In a story that involves both a jailbreak and breaking a minor out of a group home, the dust has finally settled, and the feds won a conviction of Sacramento man Robert Pierre Duncan.
Back in 2018, the Sacramento County Sheriff's Department recovered a teenage human trafficking victim, and had her placed in a group home. A few weeks later, the trafficking suspect and his accomplice merely broke her out, and had her back on their job. The FBI arrested the trafficking suspect in October 2019, and he managed to escape custody too — though the feds did find him a few blocks away.
But the whole mess now seems fortunately resolved, as the Department of Justice announced today that they’d won a jury conviction of the trafficker, 26-year-old Robert Pierre Duncan of Sacramento.
“Between September and October 2018, Duncan recruited a 17-year-old girl to engage in prostitution in Oakland and San Francisco,” according to a release from the Department of Justice. “He frequently drove the victim to areas known for prostitution activity where he caused her to have sex with strangers for money, which he kept. Duncan also posted online prostitution ads depicting the victim and harbored the victim at an Oakland motel so she could have sex with sex buyers. In late September 2018, Sacramento County Sheriff’s Deputies recovered the victim.”
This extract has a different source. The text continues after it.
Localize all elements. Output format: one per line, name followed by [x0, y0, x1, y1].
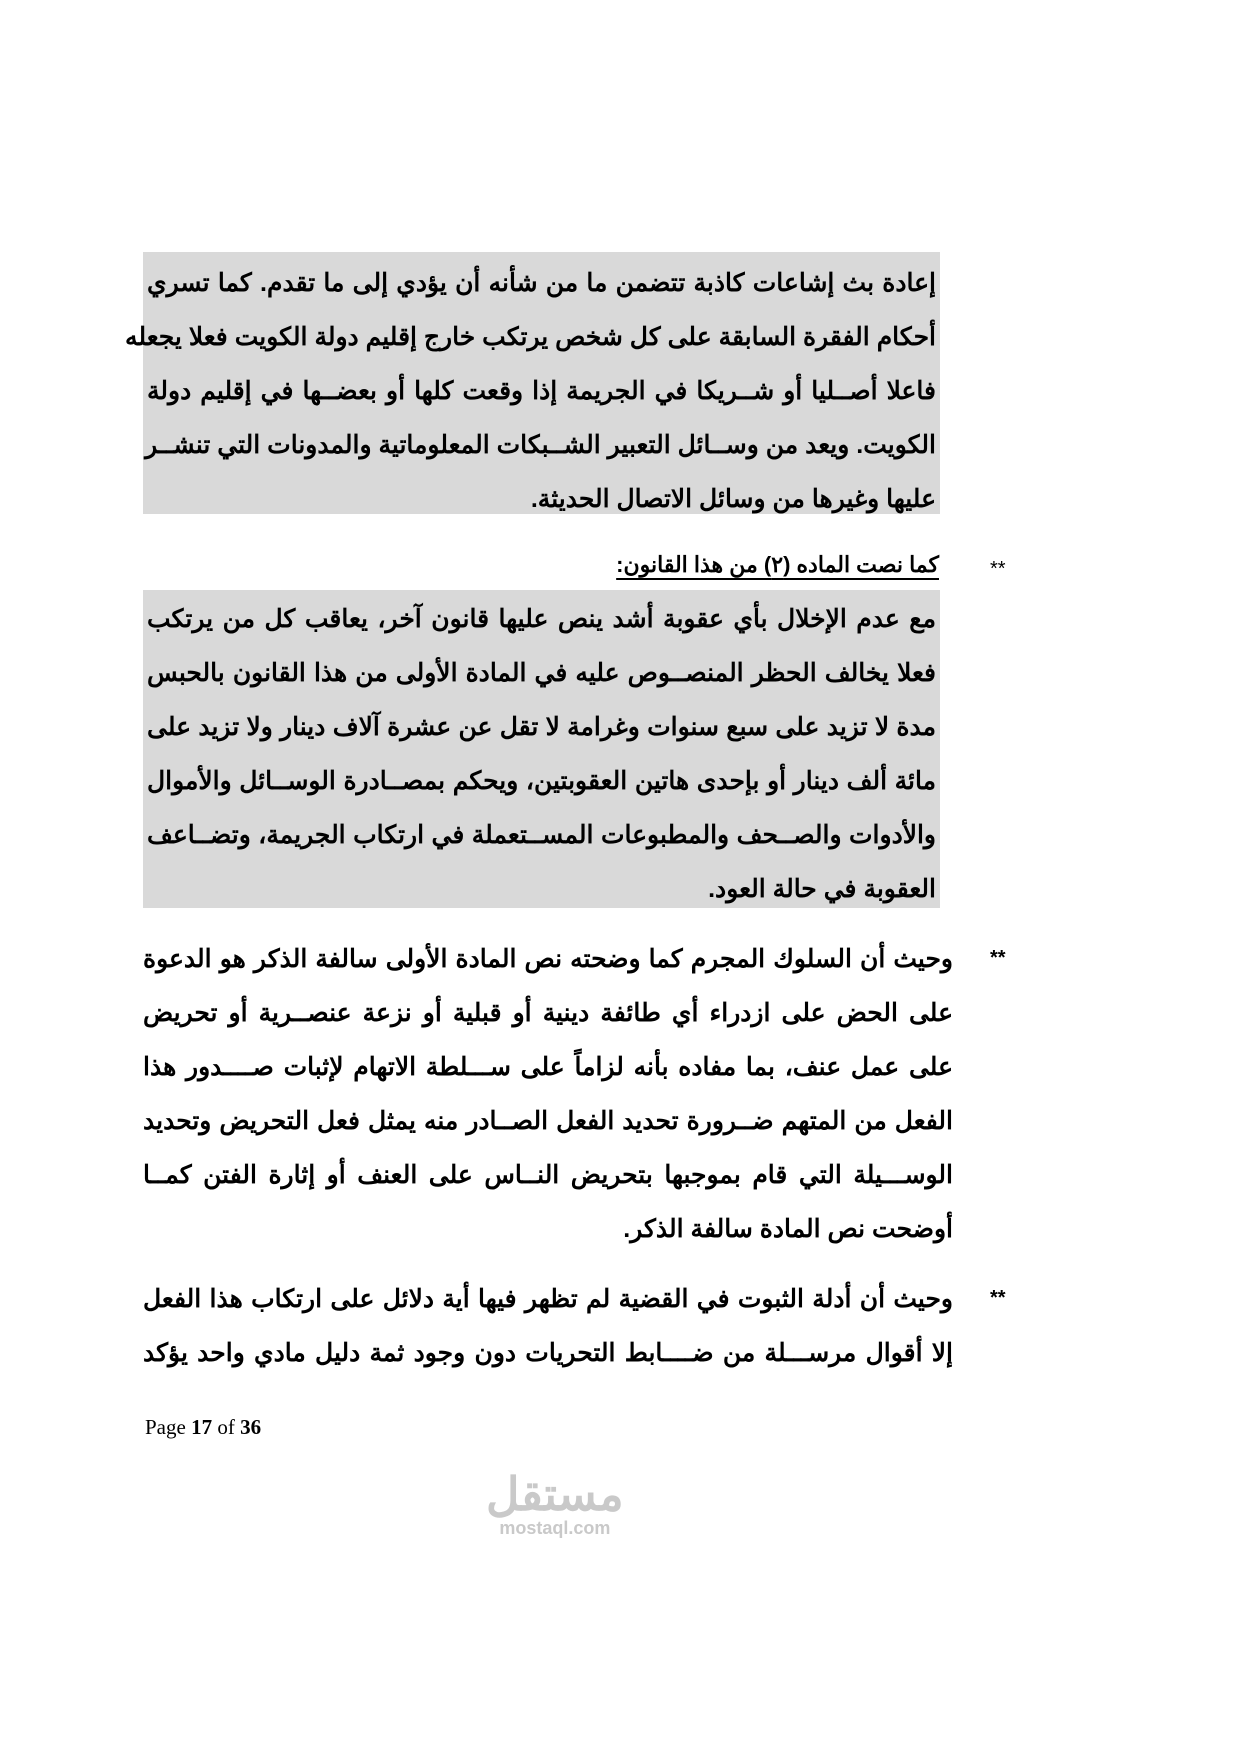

“However, a few weeks later, Duncan, working with his co-conspirator, Eva Christian, 25, extracted the victim from a children’s group home in the middle of the night. The next day, Duncan put the victim back to work engaging in prostitution on the streets of Oakland.”
The release adds that, “On May 31, 2019, Duncan was arrested by FBI agents in Sacramento. Shortly after his arrest, Duncan broke out of custody and fled through Midtown Sacramento until he was finally apprehended several blocks away from the scene of his initial arrest.”
Christian has already pled guilty and is awaiting sentencing. Duncan faces a maximum penalty of life in prison, and a $250,000 fine. The sex trafficking of a minor count carries a mandatory minimum 10-year prison sentence.